Hubo una vez una voz que no llegó a pronunciarse. Un nombre que no se escribió en ningún registro, pero estaba escrito en el cielo. Un corazón que latía en la penumbra, como una luciérnaga atrapada en un frasco sellado antes del amanecer.

 

La tierra no lo conoció, pero fue tierra suya. El tiempo no le perteneció, pero su tiempo ya había comenzado. Era pequeño como un susurro y, sin embargo, podría llegar a ser voz.
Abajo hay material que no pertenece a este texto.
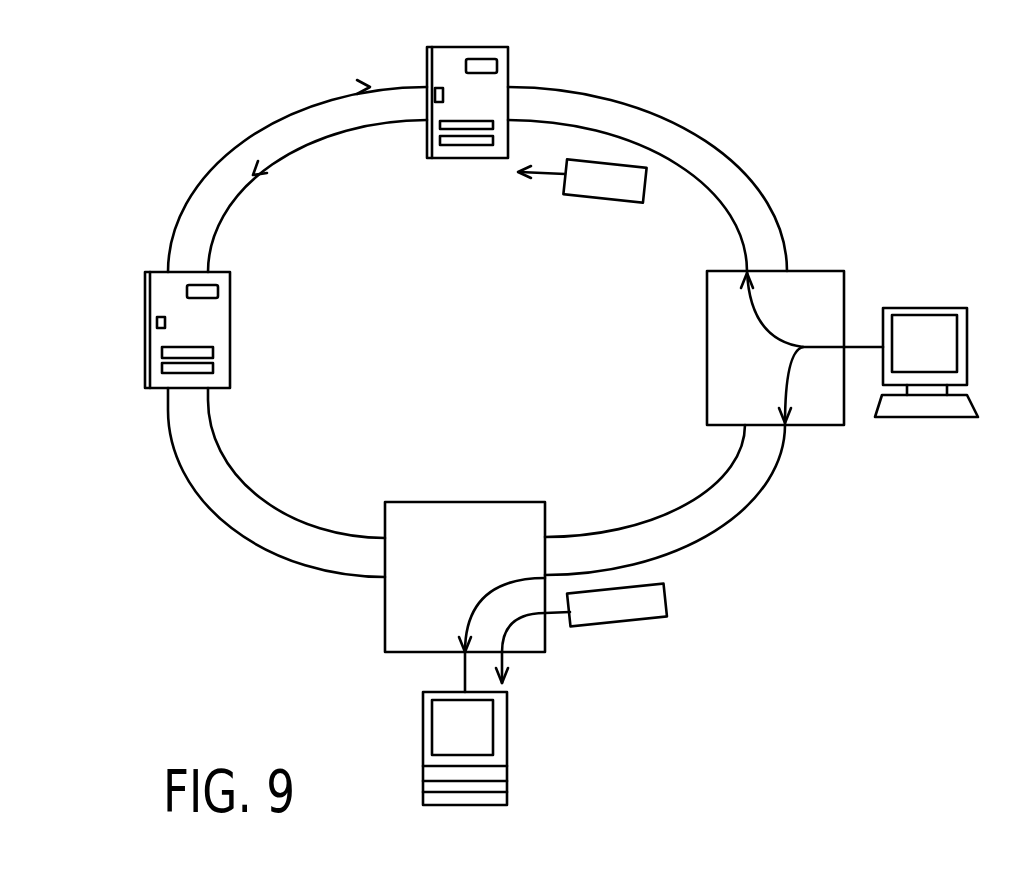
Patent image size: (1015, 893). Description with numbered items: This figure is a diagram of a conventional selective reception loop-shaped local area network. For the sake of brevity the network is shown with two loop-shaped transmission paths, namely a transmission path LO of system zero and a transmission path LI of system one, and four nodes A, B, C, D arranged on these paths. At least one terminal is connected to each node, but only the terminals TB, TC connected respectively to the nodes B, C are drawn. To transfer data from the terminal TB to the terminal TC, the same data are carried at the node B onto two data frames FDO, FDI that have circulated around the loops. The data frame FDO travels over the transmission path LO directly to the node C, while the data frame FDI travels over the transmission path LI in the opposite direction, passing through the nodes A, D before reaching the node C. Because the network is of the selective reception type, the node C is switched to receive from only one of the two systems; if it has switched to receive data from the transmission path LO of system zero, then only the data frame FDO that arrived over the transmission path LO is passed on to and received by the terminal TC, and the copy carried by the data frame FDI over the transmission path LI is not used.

The node A is at (460, 158).
The node B is at (822, 268).
The node C is at (498, 502).
The node D is at (146, 316).
The transmission path of system 0 LO is at (652, 110).
The transmission path of system 1 LI is at (668, 157).
The data frame FDI is at (587, 197).
The data frame FDO is at (640, 622).
The terminal TB is at (907, 420).
The terminal TC is at (507, 740).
Porque en cada aborto no muere una idea, ni una promesa, ni una esperanza. Muere alguien. Alguien real, aunque invisible. Alguien que recibió la pena más absoluta. Alguien a quien solo Dios lloró. Y ese llanto divino aún recorre los pasillos del alma humana, preguntando:

“¿Dónde está tu hermano?”

 

La sangre que debía nutrirlo se volvió sentencia. El calor que debía protegerlo se tornó cuchilla. Y el útero, ese primer templo, fue transformado en tumba.

 

No hubo juicio. No hubo defensa. Solo una decisión envuelta en eufemismos, como flores falsas sobre una lápida sin nombre. Se habló de derechos, de libertad, de futuro… Pero no hay opción que justifique matar. No hay libertad que nazca de la muerte de otro. No hay decisión que borre a quien ya es. Es la negación más brutal del primer y más fundamental derecho: el de vivir

 

Pero nadie escuchó la pregunta muda: “¿Y yo?” En cada aborto no se apaga una posibilidad. Se apaga una presencia. Muere alguien. Alguien real, aunque invisible. Alguien que recibió la pena capital más absoluta. Alguien a quien solo Dios lloró. Y ese llanto divino aún recorre los pasillos del alma humana, preguntando: ¿Dónde está tu hermano? La respuesta, si se calla, grita más fuerte. Y la conciencia, si se duerme, sueña con verdades.

 

No hay oscuridad que apague del todo la luz de una vida que existió. Y aunque sus pies no tocaron el suelo, dejaron huellas en la eternidad.

 

Tres mujeres, tres caminos. Un hijo que vivió, otro que nunca nació, y muchos que encontraron abrigo en un corazón herido. Así se traza la vida: con pérdidas, decisiones y, a veces, redención.